Recent Vault releases include a new Raft storage backend, which supports HA deployments and is officially supported by Hashicorp.
Is it time to change the reference architecture to use this backend as the preferred one for clustered deployments ? My understanding is that we can achieve the same benefits of the Consul-backed deployment without the extra burden of an additional cluster to deploy and manage.
Is there a scenario were a Consul-backed deployment would still be a better choice ?
I think this is a great question. It’s something I’ve been wondering about myself since it was announced. I think it really depends on multiple factors, and the specific implementation per environment.
I think I would prefer to use Consul as my backend if my vault nodes were running as containers. Or maybe they are VM’s, and you use Consul to automate the clustering capability for Vault.
I would probably want to use the Vault internal backend if my vault nodes were longer running VM’s that were static and locked down and needed to ensure no other architecture dependencies. This reduces any impacts to Consul and keeps Vault separate from everything else as security concern.
That’s exactly what I was thinking: When would I want something different than that - at least for production environments ?
As I was discussing recently with people looking forward to adopt Vault, one should not underestimate how critical Vault becomes to your infrastructure once you’ve start using it, so one should take all steps to create very, very stable environment.
Anything short of that risks creating availability issues that are even more critical to an organization than the security issues Vault tries to solve.
Please note that I’m not advocating against using Consul as backend (or any other, btw). I’m just wondering whether Raft should be the new reference now that we have this option, unless there’s a very good reason not to do so.
Raft isn’t fully ready for production yet. In 1.2 it was released as a technical preview. This is subject to change but I believe the current plan is it will beta in 1.3 and be fully out in 1.4.
Is this still road mapped for being a full supported non-beta feature in 1.4?
I haven’t yet seen any discussion about performance/tuning of the raft backend, if we’re using raft consensus to ensure consistency and manage cluster leadership it seems like we should have some knobs exposed and some general guidance with regards to node counts and latency between nodes and how that will effect the time to consistency.

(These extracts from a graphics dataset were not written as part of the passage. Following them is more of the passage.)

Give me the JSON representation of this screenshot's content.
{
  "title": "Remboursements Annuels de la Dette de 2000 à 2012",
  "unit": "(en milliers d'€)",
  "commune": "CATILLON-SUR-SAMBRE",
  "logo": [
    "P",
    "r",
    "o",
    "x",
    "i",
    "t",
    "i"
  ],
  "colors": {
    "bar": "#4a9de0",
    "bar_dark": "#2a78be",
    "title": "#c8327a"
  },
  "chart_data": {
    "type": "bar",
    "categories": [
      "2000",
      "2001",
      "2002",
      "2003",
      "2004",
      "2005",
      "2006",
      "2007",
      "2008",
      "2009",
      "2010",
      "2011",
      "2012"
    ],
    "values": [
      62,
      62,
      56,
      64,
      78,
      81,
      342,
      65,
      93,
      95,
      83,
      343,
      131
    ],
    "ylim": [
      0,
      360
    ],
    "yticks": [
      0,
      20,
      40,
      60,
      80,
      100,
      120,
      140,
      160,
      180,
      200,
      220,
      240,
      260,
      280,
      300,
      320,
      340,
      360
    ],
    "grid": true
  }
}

I’m looking forward to this; but would be nice to be able to game plan in advance.
I too am very much in the same boat. I would like to avoid deploying another cluster like Consul, etcd, etc… if Raft works well. In particular because i currently only have one AZ, so I am limited to node level HA. On the other hand, low latency seems perfect for Raft.

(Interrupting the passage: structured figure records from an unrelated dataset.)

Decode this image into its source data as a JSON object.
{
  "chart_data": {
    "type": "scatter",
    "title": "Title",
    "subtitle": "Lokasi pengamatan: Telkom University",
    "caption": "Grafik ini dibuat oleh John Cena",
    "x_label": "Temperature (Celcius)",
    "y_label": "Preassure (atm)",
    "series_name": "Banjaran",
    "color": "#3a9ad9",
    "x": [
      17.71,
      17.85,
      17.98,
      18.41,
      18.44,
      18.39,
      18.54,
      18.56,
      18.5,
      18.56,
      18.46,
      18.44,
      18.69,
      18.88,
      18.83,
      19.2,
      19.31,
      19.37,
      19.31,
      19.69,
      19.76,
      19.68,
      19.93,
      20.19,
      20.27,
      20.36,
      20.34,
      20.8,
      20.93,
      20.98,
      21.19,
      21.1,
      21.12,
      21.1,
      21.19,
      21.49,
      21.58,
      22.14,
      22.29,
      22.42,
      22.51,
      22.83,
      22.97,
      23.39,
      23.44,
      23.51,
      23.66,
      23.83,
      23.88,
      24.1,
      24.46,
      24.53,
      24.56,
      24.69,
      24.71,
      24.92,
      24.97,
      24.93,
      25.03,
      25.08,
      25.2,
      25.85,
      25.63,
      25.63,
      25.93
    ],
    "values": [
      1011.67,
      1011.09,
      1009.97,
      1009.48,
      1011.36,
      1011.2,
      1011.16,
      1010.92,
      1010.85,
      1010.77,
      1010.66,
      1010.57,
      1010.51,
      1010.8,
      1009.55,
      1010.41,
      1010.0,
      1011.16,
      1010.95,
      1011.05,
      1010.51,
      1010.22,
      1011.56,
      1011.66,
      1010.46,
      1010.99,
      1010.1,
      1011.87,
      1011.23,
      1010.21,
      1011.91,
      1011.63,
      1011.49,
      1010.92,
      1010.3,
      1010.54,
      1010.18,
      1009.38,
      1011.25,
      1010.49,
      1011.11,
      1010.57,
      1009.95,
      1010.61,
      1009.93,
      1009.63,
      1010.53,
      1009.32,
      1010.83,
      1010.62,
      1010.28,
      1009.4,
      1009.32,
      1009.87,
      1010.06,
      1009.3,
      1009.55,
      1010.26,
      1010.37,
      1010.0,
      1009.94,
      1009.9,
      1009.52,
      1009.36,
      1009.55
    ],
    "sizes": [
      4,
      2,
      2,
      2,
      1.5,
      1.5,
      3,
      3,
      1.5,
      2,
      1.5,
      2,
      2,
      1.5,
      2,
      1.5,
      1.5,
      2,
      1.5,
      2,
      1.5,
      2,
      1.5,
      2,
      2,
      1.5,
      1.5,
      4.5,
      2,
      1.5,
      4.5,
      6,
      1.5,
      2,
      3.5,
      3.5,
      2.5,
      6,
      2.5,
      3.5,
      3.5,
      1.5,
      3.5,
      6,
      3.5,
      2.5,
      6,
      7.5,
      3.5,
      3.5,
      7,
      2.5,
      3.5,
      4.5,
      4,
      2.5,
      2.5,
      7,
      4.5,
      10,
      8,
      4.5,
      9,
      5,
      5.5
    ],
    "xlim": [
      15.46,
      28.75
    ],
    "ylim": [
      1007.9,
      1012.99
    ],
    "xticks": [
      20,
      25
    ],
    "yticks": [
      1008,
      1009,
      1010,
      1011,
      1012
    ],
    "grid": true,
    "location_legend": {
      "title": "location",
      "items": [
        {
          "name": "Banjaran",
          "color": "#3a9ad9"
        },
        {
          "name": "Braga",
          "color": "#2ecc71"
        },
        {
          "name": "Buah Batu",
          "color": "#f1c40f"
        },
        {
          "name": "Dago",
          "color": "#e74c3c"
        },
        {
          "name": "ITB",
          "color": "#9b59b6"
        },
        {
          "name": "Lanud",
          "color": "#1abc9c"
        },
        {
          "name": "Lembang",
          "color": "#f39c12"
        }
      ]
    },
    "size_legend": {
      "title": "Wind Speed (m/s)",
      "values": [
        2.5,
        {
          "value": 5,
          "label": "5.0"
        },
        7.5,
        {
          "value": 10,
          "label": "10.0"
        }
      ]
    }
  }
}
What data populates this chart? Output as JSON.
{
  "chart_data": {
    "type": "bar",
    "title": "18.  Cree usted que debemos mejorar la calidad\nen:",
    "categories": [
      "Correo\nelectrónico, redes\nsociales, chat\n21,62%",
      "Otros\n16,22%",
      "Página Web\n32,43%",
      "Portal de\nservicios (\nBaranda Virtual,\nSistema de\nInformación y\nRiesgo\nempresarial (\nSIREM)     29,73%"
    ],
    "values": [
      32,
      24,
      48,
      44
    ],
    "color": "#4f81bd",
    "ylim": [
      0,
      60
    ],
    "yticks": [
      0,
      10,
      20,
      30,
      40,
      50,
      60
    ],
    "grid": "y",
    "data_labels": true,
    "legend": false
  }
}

I was reading this article - a really good piece, BTW - and this caught my attention:
The large size is for production environments where there is a consistent high workload. That might be a large number of transactions, a large number of secrets, or a combination of the two.
It would be nice to define what a “consistent hight workload” is in more concrete terms. I’m quite confident that the answer is “it depends”, but a general rule of thumb here would be helpful. For instance, one should consider using the “large” instances when he/she has to sustain more than “X” KV secret requests/second.
I was also very interested in the numbers someone posted for another storage engine, would be great to see a blog post with the values, and best way to do performance test.
For now, I’m sticking with the officially supported ones (Consul, and ETCd). I’m looking forward to a 1.4 release version to start moving our Vault cluster to the Raft backend.